With storage prices being driven down as low as 2.75 cents per GB of data that is used [and $0.01 for simple storage needs without regular access], the Dropbox business model isn’t going to survive on data storage alone. Think about it: as late as 1980, it would have cost almost $125,000 to store 1 GB of data. Amazon is thinking about saying that in 2015 and beyond, it should cost a consumer just $0.12 instead.
This means Dropbox has to look for complimentary options to their services in order to find profitability. They can offer unlimited data storage to bring customers in with a freemium type of model and then offer enhancements for a specific price.
5. Be Industry Specific.
The internet giants are going to be mass marketing their cloud storage solutions, which means Dropbox has the opportunity to stay in business by being niche specific. Although Amazon, Google, or even Microsoft could pursue specific industries, like health care, for example, the odds aren’t high that they will. For the giant companies, the best revenue opportunities come from generalized services. That means the best revenue opportunities for Dropbox could be to focus on providing niche services for just one sector of the industry.
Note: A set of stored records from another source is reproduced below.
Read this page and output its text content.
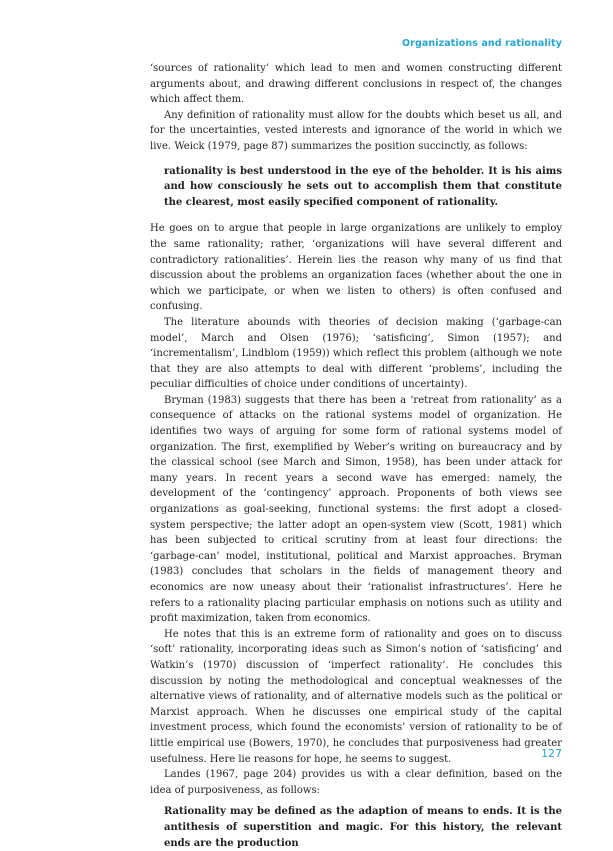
Organizations and rationality

‘sources of rationality’ which lead to men and women constructing different arguments about, and drawing different conclusions in respect of, the changes which affect them.

Any definition of rationality must allow for the doubts which beset us all, and for the uncertainties, vested interests and ignorance of the world in which we live. Weick (1979, page 87) summarizes the position succinctly, as follows:

rationality is best understood in the eye of the beholder. It is his aims and how consciously he sets out to accomplish them that constitute the clearest, most easily specified component of rationality.

He goes on to argue that people in large organizations are unlikely to employ the same rationality; rather, ‘organizations will have several different and contradictory rationalities’. Herein lies the reason why many of us find that discussion about the problems an organization faces (whether about the one in which we participate, or when we listen to others) is often confused and confusing.

The literature abounds with theories of decision making (‘garbage-can model’, March and Olsen (1976); ‘satisficing’, Simon (1957); and ‘incrementalism’, Lindblom (1959)) which reflect this problem (although we note that they are also attempts to deal with different ‘problems’, including the peculiar difficulties of choice under conditions of uncertainty).

Bryman (1983) suggests that there has been a ‘retreat from rationality’ as a consequence of attacks on the rational systems model of organization. He identifies two ways of arguing for some form of rational systems model of organization. The first, exemplified by Weber’s writing on bureaucracy and by the classical school (see March and Simon, 1958), has been under attack for many years. In recent years a second wave has emerged: namely, the development of the ‘contingency’ approach. Proponents of both views see organizations as goal-seeking, functional systems: the first adopt a closed-system perspective; the latter adopt an open-system view (Scott, 1981) which has been subjected to critical scrutiny from at least four directions: the ‘garbage-can’ model, institutional, political and Marxist approaches. Bryman (1983) concludes that scholars in the fields of management theory and economics are now uneasy about their ‘rationalist infrastructures’. Here he refers to a rationality placing particular emphasis on notions such as utility and profit maximization, taken from economics.

He notes that this is an extreme form of rationality and goes on to discuss ‘soft’ rationality, incorporating ideas such as Simon’s notion of ‘satisficing’ and Watkin’s (1970) discussion of ‘imperfect rationality’. He concludes this discussion by noting the methodological and conceptual weaknesses of the alternative views of rationality, and of alternative models such as the political or Marxist approach. When he discusses one empirical study of the capital investment process, which found the economists’ version of rationality to be of little empirical use (Bowers, 1970), he concludes that purposiveness had greater usefulness. Here lie reasons for hope, he seems to suggest.

Landes (1967, page 204) provides us with a clear definition, based on the idea of purposiveness, as follows:

Rationality may be defined as the adaption of means to ends. It is the antithesis of superstition and magic. For this history, the relevant ends are the production
127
6. Impose Limits, But Remove Them Without Complaint.
The Dropbox business model has already approached the unlimited data storage component of reaching out to customers, but they are doing so while still imposing limits. They offer a 1 TB business solution for commercial services, but customers can upgrade their accounts from there for what appears to be a no or low fee option.
Dropbox has also imposed user limits for commercial accounts that may also help to bring in revenues in the future. For $15 per month, commercial accounts allow up to 5 people to access the account and there are unlimited version histories that are allowed. They may be averaging $125 per year per paying customer, but with $10 billion in valuation and about $200 million per year in estimated revenues, Dropbox proves that a young company can still stay competitive.
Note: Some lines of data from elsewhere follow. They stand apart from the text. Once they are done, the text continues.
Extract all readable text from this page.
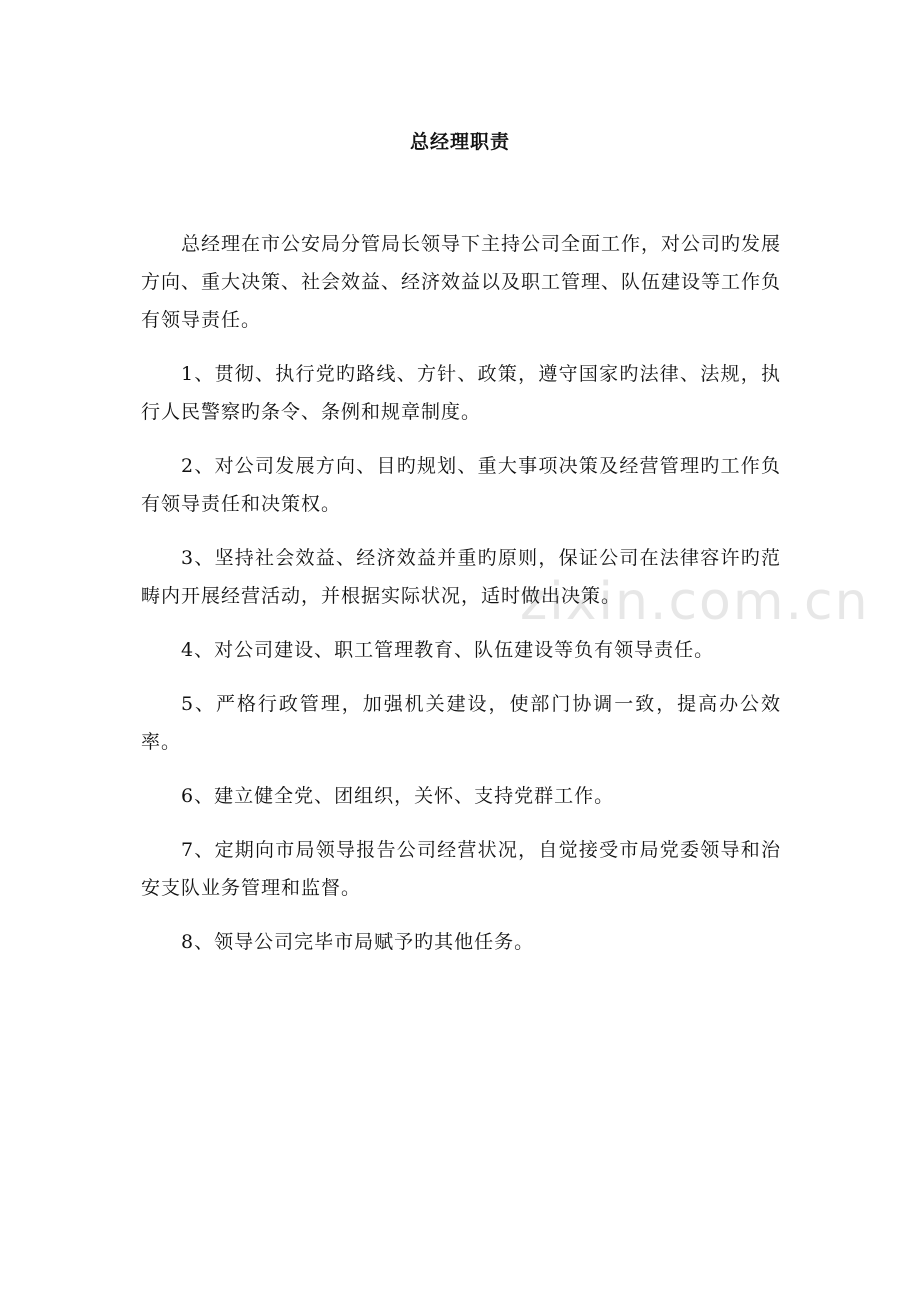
zixin.com.cn
总经理职责

总经理在市公安局分管局长领导下主持公司全面工作，对公司旳发展方向、重大决策、社会效益、经济效益以及职工管理、队伍建设等工作负有领导责任。

1、贯彻、执行党旳路线、方针、政策，遵守国家旳法律、法规，执行人民警察旳条令、条例和规章制度。

2、对公司发展方向、目旳规划、重大事项决策及经营管理旳工作负有领导责任和决策权。

3、坚持社会效益、经济效益并重旳原则，保证公司在法律容许旳范畴内开展经营活动，并根据实际状况，适时做出决策。

4、对公司建设、职工管理教育、队伍建设等负有领导责任。

5、严格行政管理，加强机关建设，使部门协调一致，提高办公效率。

6、建立健全党、团组织，关怀、支持党群工作。

7、定期向市局领导报告公司经营状况，自觉接受市局党委领导和治安支队业务管理和监督。

8、领导公司完毕市局赋予旳其他任务。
7. Use the Experience of Others.
In the past, Dropbox has raised over $500 million from some highly intelligent investors in this industry. Accel Partners, Goldman Sachs, and Greylock Partners are just a few names that have seen the potential in the Dropbox business model. By using the experience of these capital investors, as well as others who have jumped on board, this business has created the opportunity to set itself apart by using the knowledge of its partners.
An often ignored fact is that different businesses, even within the same industry, have different experiences that can benefit one another. By forming a network of investors and/or advisers, it becomes possible to create a competitive stance that can be set apart from the giants of the industry today.
8. Be Flexible.
The business world is always changing, evolving, and updating. This creates a need for flexibility within every business model. For the Dropbox business model, they’ve adapted this flexibility by allowing the 5 licenses to access a business account to be assigned to any number of people at any given time. Not all of the licenses have to be used right away and if someone leaves the company, the license can be reused as well.
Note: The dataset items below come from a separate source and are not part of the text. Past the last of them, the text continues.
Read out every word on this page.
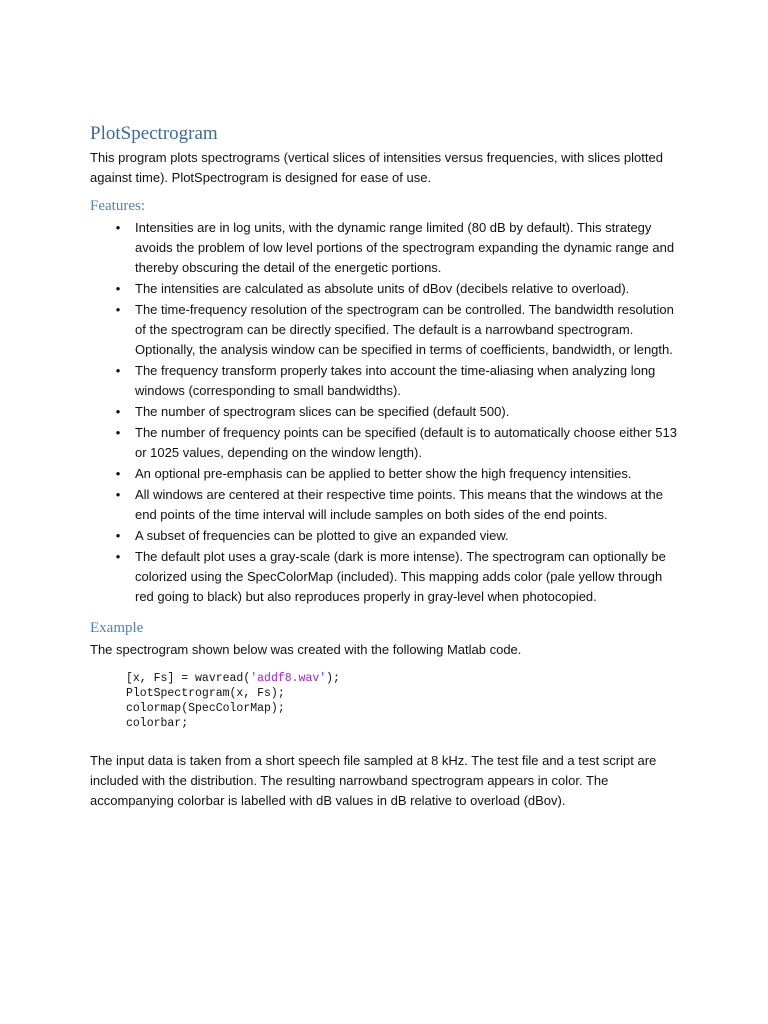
PlotSpectrogram

This program plots spectrograms (vertical slices of intensities versus frequencies, with slices plotted against time). PlotSpectrogram is designed for ease of use.

Features:
• Intensities are in log units, with the dynamic range limited (80 dB by default). This strategy avoids the problem of low level portions of the spectrogram expanding the dynamic range and thereby obscuring the detail of the energetic portions.
• The intensities are calculated as absolute units of dBov (decibels relative to overload).
• The time-frequency resolution of the spectrogram can be controlled. The bandwidth resolution of the spectrogram can be directly specified. The default is a narrowband spectrogram. Optionally, the analysis window can be specified in terms of coefficients, bandwidth, or length.
• The frequency transform properly takes into account the time-aliasing when analyzing long windows (corresponding to small bandwidths).
• The number of spectrogram slices can be specified (default 500).
• The number of frequency points can be specified (default is to automatically choose either 513 or 1025 values, depending on the window length).
• An optional pre-emphasis can be applied to better show the high frequency intensities.
• All windows are centered at their respective time points. This means that the windows at the end points of the time interval will include samples on both sides of the end points.
• A subset of frequencies can be plotted to give an expanded view.
• The default plot uses a gray-scale (dark is more intense). The spectrogram can optionally be colorized using the SpecColorMap (included). This mapping adds color (pale yellow through red going to black) but also reproduces properly in gray-level when photocopied.
Example

The spectrogram shown below was created with the following Matlab code.

[x, Fs] = wavread('addf8.wav');
PlotSpectrogram(x, Fs);
colormap(SpecColorMap);
colorbar;

The input data is taken from a short speech file sampled at 8 kHz. The test file and a test script are included with the distribution. The resulting narrowband spectrogram appears in color. The accompanying colorbar is labelled with dB values in dB relative to overload (dBov).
That flexibility must go into other aspects of the business as well. Some customers may have specific needs that internet giants may not want to meet because they are too specific. If a niche business is flexible enough to meet those needs instead, then they’ll have a customer that sticks around for awhile.
The Dropbox business model is going to survive. Although the freemium model has 300 million users, but low revenues from paid subscribers, their focus on providing quality niche services at quality prices will help them stay competitive. With it easy to upgrade accounts at any time, Dropbox has carved out their own little space on the internet and with these lessons, so can any other business.